Good points, and something I meant to address earlier.
The video on the card is exactly what the camera captured. Playing it back directly from the card will deliver exactly what was captured. Best practice is to play it back from the card on a laptop or computer, or down load the card to a laptop or desktop. Not a phone. You must use a good tablet, one with very good video play back if you go that route.
If you are “sending” video from one device to view it on another using apps you introduce another layer of potential problems with WiFi or other data transmission/reception speeds. I would certainly get away from the use of mobile apps when trying to determine video quality.
You mentioned “render”, a term I use when processing video. If you are experiencing playback issues after “rendering” I’ll suggest the program or computer being used in the process as being a possible cause.
Something some may bot be aware of and worth mentioning; as the camera’s quality and ability increases so does the need to upgrade any equipment used to view what comes from the camera. We cannot expect to see 12, 16, 20, and 50mpxl resolution on view screens with lower resolution. Now should we expect to obtain good 1080 or 4k video quality on playback equipment created around 720P and lower video quality. We have to upgrade our computer’s processing speed, memory, graphics card memory and speed, along with monitor resolution. Same applies with image processing programs. Each improvement in camera capability can make what we had been using for processing and viewing become obsolete and incapable for effectively dealing with better and better cameras. The same applies to our internet bandwidth. If what we have is slow there will be an impact on video transmission and playback quality while on line.
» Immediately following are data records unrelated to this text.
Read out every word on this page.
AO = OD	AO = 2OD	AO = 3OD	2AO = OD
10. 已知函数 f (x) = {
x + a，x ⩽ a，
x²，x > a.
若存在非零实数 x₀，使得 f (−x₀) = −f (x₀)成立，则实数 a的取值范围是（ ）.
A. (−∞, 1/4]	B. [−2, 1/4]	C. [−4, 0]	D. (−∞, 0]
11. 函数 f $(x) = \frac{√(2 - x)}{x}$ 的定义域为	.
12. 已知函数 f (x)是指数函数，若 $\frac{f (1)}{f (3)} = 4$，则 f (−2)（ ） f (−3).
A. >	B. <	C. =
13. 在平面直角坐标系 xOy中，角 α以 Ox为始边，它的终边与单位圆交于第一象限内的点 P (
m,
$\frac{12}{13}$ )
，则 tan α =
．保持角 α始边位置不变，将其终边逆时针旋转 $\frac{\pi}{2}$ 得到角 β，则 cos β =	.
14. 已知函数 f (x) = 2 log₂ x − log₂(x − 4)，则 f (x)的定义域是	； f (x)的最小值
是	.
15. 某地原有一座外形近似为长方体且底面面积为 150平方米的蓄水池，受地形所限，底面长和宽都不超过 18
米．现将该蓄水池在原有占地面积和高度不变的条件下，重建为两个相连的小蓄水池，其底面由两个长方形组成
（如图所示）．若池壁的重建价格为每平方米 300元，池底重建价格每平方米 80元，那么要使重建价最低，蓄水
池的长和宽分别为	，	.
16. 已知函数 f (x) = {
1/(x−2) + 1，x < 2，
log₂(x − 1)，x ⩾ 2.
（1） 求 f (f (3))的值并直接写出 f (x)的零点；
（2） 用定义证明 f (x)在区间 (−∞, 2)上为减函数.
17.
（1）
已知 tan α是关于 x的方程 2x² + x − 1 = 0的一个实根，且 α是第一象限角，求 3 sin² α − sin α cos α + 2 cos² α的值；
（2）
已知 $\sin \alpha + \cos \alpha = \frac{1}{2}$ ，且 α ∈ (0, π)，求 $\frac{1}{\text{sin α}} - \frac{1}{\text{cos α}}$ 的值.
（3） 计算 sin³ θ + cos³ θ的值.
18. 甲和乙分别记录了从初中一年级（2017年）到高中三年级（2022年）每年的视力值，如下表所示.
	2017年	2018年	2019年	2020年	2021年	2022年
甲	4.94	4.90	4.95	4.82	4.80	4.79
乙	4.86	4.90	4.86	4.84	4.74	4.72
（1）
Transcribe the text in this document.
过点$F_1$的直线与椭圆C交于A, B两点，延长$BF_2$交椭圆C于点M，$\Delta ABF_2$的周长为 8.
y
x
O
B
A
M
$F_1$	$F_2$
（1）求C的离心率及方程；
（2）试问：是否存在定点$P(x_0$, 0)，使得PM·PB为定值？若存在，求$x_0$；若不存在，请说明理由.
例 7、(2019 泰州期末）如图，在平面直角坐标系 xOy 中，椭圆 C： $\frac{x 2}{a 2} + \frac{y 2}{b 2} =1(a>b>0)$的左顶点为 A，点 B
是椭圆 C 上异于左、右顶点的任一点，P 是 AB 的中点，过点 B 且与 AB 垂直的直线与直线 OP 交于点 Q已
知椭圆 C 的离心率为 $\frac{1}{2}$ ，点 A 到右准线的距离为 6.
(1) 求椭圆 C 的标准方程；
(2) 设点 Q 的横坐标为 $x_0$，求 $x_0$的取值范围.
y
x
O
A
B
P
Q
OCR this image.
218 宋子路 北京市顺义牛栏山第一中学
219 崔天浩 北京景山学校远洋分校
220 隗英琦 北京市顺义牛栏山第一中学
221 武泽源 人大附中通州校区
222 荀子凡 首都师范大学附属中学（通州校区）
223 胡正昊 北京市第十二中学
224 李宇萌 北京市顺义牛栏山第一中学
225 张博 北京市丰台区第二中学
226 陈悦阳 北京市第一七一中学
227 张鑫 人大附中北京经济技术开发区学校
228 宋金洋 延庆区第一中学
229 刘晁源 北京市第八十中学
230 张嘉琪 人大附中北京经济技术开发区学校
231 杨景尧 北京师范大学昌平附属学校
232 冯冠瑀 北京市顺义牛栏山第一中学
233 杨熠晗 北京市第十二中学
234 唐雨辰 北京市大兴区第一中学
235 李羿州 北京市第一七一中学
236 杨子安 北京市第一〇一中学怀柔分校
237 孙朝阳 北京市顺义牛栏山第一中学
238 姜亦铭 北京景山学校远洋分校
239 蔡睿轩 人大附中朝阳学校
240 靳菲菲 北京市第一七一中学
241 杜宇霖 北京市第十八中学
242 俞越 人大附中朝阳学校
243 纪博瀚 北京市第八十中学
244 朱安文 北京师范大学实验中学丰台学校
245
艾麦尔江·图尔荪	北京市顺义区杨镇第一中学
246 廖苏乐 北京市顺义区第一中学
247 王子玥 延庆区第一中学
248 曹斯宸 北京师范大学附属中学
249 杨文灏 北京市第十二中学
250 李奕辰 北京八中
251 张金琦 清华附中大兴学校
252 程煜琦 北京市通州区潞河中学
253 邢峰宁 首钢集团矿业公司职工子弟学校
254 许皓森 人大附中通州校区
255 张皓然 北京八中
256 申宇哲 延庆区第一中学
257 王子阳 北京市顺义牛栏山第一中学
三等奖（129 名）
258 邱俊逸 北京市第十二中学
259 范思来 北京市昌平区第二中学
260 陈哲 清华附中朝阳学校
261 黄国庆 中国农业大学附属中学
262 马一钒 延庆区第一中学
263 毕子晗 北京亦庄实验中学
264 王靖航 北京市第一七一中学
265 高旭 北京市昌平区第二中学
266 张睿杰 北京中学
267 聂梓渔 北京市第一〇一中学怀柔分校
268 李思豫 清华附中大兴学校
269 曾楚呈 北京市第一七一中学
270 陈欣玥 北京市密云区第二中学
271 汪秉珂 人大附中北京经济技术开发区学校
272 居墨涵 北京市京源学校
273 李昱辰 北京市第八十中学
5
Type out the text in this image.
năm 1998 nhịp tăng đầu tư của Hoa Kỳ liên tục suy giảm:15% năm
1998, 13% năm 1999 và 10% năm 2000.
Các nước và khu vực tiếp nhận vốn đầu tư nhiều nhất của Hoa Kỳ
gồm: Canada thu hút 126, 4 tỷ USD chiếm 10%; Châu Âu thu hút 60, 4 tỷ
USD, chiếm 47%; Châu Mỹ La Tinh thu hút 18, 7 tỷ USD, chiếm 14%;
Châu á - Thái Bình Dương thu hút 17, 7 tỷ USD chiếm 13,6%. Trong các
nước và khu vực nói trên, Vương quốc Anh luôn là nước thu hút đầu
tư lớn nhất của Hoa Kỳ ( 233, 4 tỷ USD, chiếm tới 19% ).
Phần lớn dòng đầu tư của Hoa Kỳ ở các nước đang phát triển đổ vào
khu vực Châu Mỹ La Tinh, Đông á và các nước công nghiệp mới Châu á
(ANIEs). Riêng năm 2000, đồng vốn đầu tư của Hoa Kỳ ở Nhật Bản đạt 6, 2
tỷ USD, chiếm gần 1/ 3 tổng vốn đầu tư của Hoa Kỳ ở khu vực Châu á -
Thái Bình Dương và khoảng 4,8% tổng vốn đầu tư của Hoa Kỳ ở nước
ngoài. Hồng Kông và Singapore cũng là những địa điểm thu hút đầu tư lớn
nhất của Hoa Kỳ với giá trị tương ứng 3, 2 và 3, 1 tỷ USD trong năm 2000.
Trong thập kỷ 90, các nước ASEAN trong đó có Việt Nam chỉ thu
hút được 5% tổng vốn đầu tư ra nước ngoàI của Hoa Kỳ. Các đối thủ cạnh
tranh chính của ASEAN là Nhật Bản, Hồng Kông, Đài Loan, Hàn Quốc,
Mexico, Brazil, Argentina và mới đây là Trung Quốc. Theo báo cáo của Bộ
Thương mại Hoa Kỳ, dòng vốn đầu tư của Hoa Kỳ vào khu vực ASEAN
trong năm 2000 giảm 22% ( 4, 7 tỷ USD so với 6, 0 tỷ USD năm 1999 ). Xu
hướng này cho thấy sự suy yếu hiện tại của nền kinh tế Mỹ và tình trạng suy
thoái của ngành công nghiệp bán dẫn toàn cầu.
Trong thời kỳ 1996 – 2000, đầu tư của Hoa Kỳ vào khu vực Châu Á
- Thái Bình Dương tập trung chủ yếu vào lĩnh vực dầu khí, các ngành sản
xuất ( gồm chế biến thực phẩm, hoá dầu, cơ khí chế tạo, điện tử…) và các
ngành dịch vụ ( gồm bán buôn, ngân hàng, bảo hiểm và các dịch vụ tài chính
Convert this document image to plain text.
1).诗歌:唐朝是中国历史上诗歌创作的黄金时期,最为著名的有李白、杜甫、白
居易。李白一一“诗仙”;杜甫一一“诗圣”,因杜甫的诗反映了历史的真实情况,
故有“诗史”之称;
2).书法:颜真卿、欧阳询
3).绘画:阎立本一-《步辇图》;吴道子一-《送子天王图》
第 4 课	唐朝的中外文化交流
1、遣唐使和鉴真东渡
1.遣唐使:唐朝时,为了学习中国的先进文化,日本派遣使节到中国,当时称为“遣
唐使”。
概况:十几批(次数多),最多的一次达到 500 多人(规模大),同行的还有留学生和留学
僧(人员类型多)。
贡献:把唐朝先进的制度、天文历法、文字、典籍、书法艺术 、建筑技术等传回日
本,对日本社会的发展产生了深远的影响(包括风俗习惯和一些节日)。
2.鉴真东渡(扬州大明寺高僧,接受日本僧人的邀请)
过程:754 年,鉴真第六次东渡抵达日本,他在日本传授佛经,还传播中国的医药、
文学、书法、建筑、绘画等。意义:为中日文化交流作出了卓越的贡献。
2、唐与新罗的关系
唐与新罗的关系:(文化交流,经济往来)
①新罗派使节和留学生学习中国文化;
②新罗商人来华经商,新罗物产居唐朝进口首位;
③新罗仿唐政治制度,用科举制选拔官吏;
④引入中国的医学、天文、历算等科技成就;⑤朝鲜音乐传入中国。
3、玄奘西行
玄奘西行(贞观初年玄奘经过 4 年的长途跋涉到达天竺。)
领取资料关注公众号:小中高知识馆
In your case I would try one thing at a time, starting with review of the play back equipment. Eliminate the mobile app from the equation by playing the card on a lap or desk top after establishing either are up to the task of viewing UHD video effectively. Establish if your pan issues only occur during rapid panning. Those end up looking bad in video anyway so determine if slower panning does well where fast does not. Then try a faster card. Also try playing video shot by others that is posted online through your play back equipment to determine if what they shot presents issues on your stuff.